Des Algériens se sont fait arrêter par des policiers pour non-respect des préceptes de l'Islam. On l'a déjà dit: c'est du jamais vu dans un pays qui a proclamé la liberté de conscience dans sa Constitution. Mais tout le monde le sait : une Constitution du tiers-monde, de surcroît religieux, c'est fait pour élire un dictateur.

 Des milliers de kilomètres plus loin, une autre affaire dite «l'affaire Coran 11». Une église évangéliste a tenté l'autodafé du Coran le 11 septembre pour lutter contre «l'islamisation» des USA. Brusquement, on se retrouve donc tous plongé dans le même jeu de rôles qui fait mode depuis deux décennies: d'un côté, l'Occident qui s'occidentalise de plus en plus autour de lui-même et de ses peurs; de l'autre, des «musulmans» en colère cinématographique avec des pays phares à la pointe de la technologie de la fatwa: djihadistes de l'Indonésie, assassins talibans de l'Afghanistan, Iran de Ahmedinbouk.

 Les plus fins l'auront donc remarqué : autant l'Orient est une invention esthétique occidentale du siècle dernier, autant l'Occident est aujourd'hui une invention islamiste de propagande. Hors des cercles d'élites et des couloirs migratoires tenus ou contrôlés, l'Occident est déjà une géographie ennemie pour l'opinion du «Sud» otage des fascinations religieuses.

 Une église veut brûler le Coran et c'est tout l'Occident qui doit être brûlé au nom des djihadistes. Un djihadiste fait exploser sa bombe dans une métropole occidentale et c'est tous les gens du Sud qui sont musulmans et surtout islamistes.

 La cartographie du monde moderne est celle des croyances et plus celle des découvertes. Les jungles sont dans les images, les pagnes sont pour les idées et la négritude est une façon de prier, pas une peau. Au fond donc, il n'y a même plus rien à dire et tout à subir. Il faut peut-être attendre une grosse guerre de religions, ses massacres et ses martyrs pour en sortir une bonne fois pour toutes, dit une voix fataliste.    C'est ce que préconisent quelques philosophes: ne faisons pas un dialogue entre les modérés des deux géographies, mais faisons se parler les plus extrémistes. Ils ont l'alphabet du monde, le reste de l'humanité n'en possédant que les points de suspension. Deux jours après le 11/9, une solution est trouvée : on ne construira pas une mosquée près de Ground Zero et le Coran ne sera pas brûlé en Floride.
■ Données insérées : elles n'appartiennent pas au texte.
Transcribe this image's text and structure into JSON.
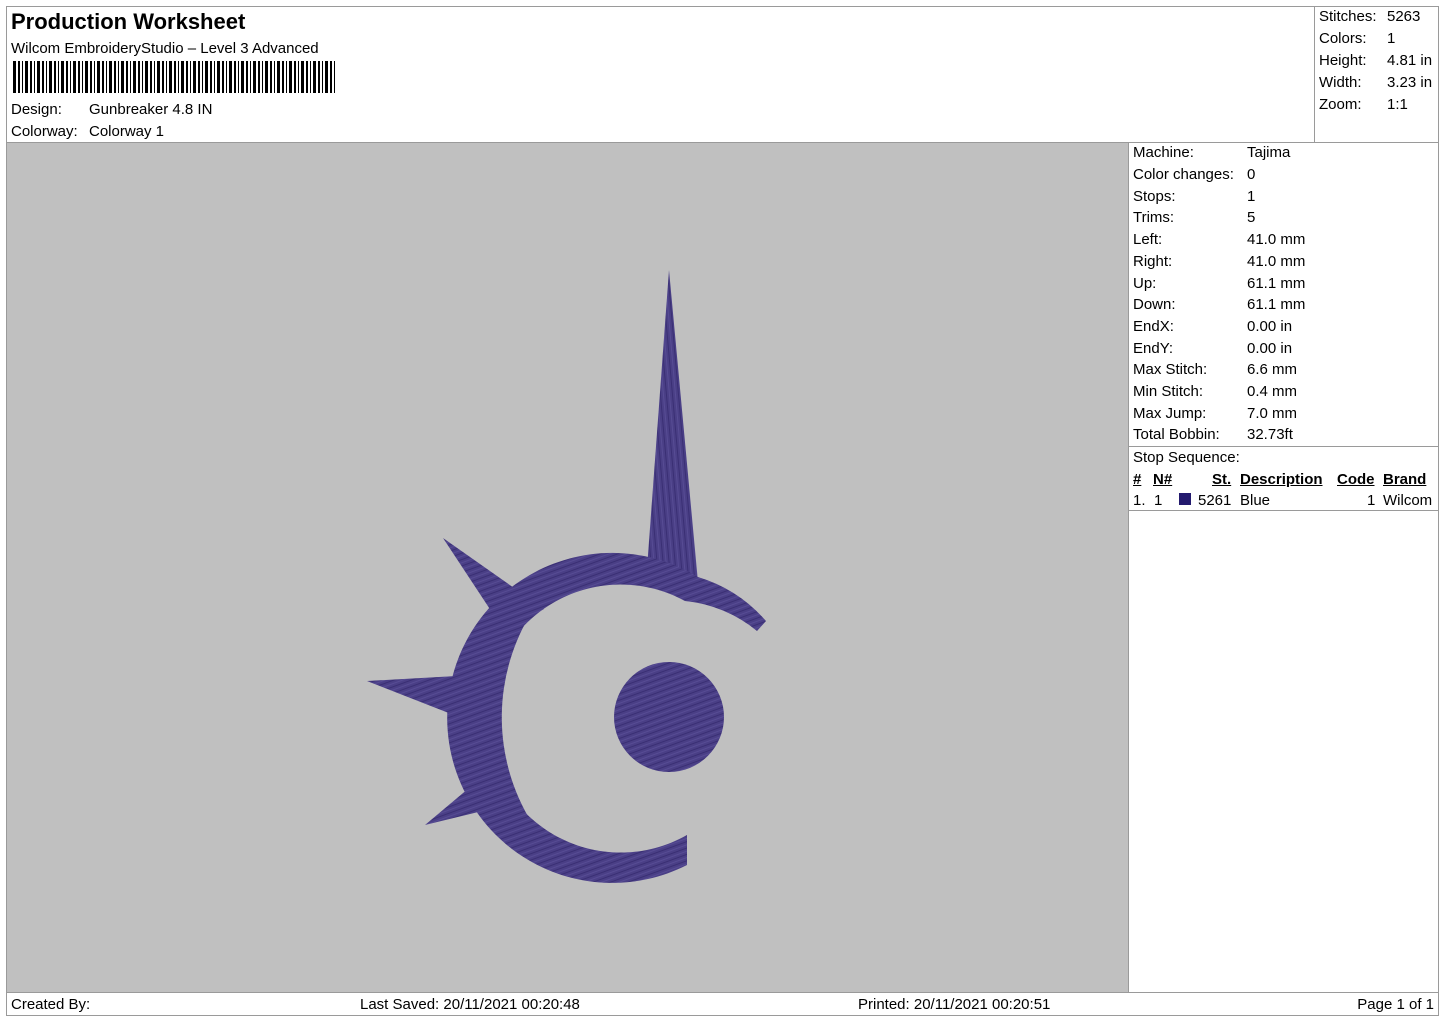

 L'avez-vous remarqué ? Le tintamarre du ciel a fait oublier la question de la terre en Palestine. Comme à chaque veille d'une tentative de négociation entre les Palestiniens et les Israéliens, on se retrouve avec une affaire entre les partisans de Dieu et les fanatiques d'Allah. On a fait de même avec les caricatures danoises: à la veille d'un forcing international sur la droite israélienne. Mais cela, personne ne le remarque : il n'y a pas plus manipulables et plus idiots que les gens d'Allah au nom d'Allah. Les «arabes» et les musulmans sont autant inflammables que leur pétrole. Les politiciens, les vendeurs, les caméramans de l'Occident, les médiatiques et les écrivains ratés le savent. Ce sont des peuples émotifs, des gens qui croient que Dieu est leur propriété, que l'Islam est une contraction systématique apportée au reste de l'humanité et qu'on peut convaincre un homme en le tuant et qu'il peut vous remercier après son décès par bombe ou par couteau.

 Est-ce vrai ? Pas tout à fait, mais c'est l'image que l'on fabrique de nous et que nous endossons comme des figurants de la «vie sauvage». Tant que «brûler» un Coran est, pour nous, un crime plus grand que de tuer une vie, on restera les «sauvages» des temps modernes et notre humanité restera à prouver aux yeux des électeurs américains et de l'opinion internationale. Nous serons «tous des terroristes» et on ne peut pas «donner un lot de terrain à des islamistes», surtout en Palestine, ni négocier avec eux, ni les écouter avec sérieux.